出てしまった声
近所の商店街を抜けた先には、銭湯がある。
その銭湯の前にはベンチがあって、自動販売機があるのだが、アイスクリームの自動販売機や、お菓子の自動販売機など少し変わったものも置かれていた。
俺は物珍しさからそこで普通にジュースを買ってベンチに座り、自動販売機を眺めていた。
すると、銭湯から出てきたオッサンが自転車に跨り、走り出そうとして、ふとアイスクリームの自動販売機が目に入ったのだろう、自転車に跨ったままアイスクリームを買った。
ペリペリと外装を剥がし、袋をそのままポイッと下に。
「あっ……」
短く出てしまった声。
オッサンはそんな微かな声に反応して俺を見てくると、自転車を漕ぎ出しながら片手を俺に向かってあげた。

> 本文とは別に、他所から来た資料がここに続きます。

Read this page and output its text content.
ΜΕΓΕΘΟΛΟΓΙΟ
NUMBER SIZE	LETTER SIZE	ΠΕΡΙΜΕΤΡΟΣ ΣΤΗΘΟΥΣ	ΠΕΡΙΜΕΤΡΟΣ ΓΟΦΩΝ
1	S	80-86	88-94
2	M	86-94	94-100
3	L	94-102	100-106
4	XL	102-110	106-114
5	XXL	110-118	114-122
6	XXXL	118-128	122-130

まるで。ゴメン。と言っているような仕草だったので、俺も軽く手を上げて答えた。その瞬間。
キキィー。
車がオッサンの横から飛び出してきてぶつかりそうになった。
オッサンは咄嗟にブレーキをかけて衝突は免れたのだが、アイスクリームは無罪にも地面に落下。
まだ2口程しか食べていなかったアイスクリームをその場に残し、オッサンは行ってしまった。
もし、あの時に俺が声を出さなければ、オッサンはアイスクリームをちゃんと食べる事が出来た筈だ。
余計な事をしてしまった俺は、その罪悪感からオッサンガポイ捨てて行ったアイスクリームの袋と、グシャリと落ちて半分溶けてしまったアイスクリームをゴミ箱の中に入れたのだった。